The planned assisted-living facility will contain 101 residential units, a dining room, chapel, flower and produce gardens, a library and more amenities.

Part of the state’s Illinois Supported Living program, the facility will be open to low-income elderly. In a typical supported living setup, a resident will pay room and board, while other services like medication supervision, laundry and 24-hour staffing are paid by the state through Medicaid.

William Platt, co-owner of the building, said the estimated $33 million rehab project should be completed in early 2014. It's been made possible in part with $2.9 million in tax increment financing funding.

The Back of the Yards structure was built in stages beginning in 1915 and was originally home to the J. Oppenheimer & Co. Department store, according to the landmark commission’s report.

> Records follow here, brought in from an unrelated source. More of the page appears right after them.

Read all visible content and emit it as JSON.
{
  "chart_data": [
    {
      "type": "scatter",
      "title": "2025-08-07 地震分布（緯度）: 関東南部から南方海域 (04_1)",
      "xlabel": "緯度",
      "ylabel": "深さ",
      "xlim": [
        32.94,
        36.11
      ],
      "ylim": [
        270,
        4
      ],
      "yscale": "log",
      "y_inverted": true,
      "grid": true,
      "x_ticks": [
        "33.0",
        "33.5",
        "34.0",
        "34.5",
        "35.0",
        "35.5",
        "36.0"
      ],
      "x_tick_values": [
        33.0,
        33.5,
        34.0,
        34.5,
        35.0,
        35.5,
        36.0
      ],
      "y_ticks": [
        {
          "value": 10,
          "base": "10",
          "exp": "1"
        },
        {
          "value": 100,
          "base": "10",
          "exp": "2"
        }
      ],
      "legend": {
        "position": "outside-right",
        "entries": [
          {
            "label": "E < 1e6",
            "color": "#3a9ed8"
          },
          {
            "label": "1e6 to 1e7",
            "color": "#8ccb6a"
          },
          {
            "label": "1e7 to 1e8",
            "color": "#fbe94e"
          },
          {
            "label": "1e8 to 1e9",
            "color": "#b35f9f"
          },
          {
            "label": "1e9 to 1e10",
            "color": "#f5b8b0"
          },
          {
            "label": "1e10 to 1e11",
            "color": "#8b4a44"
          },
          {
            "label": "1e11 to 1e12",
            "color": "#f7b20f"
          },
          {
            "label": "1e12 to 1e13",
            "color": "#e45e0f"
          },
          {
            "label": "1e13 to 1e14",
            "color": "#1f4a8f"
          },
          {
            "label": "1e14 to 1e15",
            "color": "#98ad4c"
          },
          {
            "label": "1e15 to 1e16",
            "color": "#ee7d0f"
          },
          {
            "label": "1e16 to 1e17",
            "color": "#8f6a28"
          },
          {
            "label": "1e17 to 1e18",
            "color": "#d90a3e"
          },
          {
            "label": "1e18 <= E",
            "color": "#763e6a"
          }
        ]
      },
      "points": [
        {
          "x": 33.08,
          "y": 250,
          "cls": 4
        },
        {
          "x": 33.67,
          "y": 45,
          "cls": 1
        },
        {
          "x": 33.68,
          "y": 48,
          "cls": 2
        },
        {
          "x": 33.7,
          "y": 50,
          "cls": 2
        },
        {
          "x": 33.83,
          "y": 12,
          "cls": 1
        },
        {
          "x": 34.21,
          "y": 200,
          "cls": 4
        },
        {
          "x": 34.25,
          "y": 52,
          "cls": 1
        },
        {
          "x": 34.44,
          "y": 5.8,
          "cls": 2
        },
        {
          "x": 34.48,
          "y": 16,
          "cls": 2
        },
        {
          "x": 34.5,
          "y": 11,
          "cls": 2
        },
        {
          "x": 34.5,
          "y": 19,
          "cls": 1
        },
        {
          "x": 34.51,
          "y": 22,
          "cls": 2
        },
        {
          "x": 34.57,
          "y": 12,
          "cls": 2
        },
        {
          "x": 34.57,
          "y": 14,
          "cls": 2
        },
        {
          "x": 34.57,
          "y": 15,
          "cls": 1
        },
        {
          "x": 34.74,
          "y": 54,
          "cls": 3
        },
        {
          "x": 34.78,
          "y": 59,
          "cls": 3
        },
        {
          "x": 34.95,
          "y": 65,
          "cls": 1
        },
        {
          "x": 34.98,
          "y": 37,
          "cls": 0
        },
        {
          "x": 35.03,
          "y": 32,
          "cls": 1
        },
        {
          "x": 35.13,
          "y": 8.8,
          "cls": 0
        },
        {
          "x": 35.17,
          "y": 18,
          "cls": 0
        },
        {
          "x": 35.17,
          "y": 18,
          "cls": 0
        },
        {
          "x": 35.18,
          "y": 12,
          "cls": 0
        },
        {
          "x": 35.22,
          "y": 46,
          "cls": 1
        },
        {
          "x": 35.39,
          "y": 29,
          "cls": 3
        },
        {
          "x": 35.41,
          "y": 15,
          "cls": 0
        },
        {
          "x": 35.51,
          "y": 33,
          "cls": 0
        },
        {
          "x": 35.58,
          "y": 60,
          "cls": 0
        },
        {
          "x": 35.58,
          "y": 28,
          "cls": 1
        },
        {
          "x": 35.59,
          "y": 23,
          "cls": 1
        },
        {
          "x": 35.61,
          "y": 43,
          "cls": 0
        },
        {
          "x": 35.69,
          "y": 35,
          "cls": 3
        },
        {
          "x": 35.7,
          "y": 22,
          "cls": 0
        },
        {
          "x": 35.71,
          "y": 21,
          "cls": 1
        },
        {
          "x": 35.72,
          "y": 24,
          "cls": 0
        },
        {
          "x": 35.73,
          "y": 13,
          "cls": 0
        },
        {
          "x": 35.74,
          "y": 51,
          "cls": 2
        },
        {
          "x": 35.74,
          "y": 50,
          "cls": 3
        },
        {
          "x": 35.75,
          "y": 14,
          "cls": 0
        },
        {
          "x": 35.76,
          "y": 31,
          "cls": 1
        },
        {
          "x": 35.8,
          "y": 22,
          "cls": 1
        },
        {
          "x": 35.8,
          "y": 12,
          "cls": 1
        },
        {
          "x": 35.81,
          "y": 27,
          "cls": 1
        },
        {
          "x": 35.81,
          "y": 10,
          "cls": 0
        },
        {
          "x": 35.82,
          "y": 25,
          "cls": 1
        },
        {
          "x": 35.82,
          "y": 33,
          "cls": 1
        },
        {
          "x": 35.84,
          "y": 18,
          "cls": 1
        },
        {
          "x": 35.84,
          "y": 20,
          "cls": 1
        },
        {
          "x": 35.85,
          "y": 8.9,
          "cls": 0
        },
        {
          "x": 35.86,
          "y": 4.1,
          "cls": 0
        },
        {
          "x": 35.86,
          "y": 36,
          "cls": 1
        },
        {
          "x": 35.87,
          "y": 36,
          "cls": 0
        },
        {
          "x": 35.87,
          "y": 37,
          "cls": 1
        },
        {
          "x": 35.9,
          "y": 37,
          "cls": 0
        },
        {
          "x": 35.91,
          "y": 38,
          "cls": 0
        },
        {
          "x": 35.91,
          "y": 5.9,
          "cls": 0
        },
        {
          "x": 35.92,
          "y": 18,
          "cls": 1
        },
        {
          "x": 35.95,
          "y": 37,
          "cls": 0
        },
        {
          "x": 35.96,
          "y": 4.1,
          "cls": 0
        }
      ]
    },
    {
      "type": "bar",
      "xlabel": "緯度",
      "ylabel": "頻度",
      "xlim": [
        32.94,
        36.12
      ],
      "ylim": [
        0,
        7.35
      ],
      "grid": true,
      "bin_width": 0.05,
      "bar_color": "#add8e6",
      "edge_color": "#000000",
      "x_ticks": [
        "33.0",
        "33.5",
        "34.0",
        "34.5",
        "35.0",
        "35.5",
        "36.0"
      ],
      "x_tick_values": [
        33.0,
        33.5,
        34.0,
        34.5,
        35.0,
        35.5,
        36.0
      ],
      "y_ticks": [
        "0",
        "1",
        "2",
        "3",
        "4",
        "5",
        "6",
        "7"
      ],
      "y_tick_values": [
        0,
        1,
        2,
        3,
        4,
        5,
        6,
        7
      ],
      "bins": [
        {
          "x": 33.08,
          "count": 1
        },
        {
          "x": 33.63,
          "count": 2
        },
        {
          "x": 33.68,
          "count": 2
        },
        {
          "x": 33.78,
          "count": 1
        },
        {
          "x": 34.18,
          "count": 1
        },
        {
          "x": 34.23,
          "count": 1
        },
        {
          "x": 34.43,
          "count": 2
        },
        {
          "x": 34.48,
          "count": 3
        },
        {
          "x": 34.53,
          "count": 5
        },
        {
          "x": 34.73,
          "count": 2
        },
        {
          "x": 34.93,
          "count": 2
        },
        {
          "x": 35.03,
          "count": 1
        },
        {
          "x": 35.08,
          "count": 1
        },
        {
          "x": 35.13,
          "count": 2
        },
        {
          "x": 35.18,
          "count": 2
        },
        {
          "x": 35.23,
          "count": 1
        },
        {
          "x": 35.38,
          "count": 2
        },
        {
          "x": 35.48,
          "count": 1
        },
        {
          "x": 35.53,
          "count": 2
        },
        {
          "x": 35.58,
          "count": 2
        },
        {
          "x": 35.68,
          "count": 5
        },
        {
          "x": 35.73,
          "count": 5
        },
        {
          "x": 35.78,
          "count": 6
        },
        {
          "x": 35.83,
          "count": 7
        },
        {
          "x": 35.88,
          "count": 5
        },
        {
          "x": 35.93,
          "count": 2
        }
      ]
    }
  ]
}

The Oppenheimer company operated the store until 1926, when it was run for a two-year stretch by a New York-based company called Larkin. The Goldblatt brothers, Nathan and Maurice, bought it in 1928 and made the store part of their merchandise mini-empire.

The store served as a retail anchor for area families with its assortment of discount goods including home furnishings, automotive gear, pets and appliances until it closed in 1985. A posting on the Forgotten Chicago message board says the store even sold baby alligators for $2 apiece.

According to the commission's report, the building's design followed that of the "Chicago School" of architecture, but "Alschuler decorated the exterior with restrained Classical-style terra-cotta ornamental details, including pilaster capitals and a cornice as well as the tablet at the parapet framed by swags and a Greek-key motif. Street names are molded into the terra-cotta band above the storefront windows."

Ward Miller, president of Preservation Chicago, said the designation of landmark status would "return the building to the community."

"I think any type of rescue for these big buildings is a really a good way to preserve the character of it," Miller said. "This building tells a story. It tells a story about the neighborhood, about the building ... even if you're just reading the plaque on the outside of the building, the [landmark status] encumbers the building as a Chicago treasure."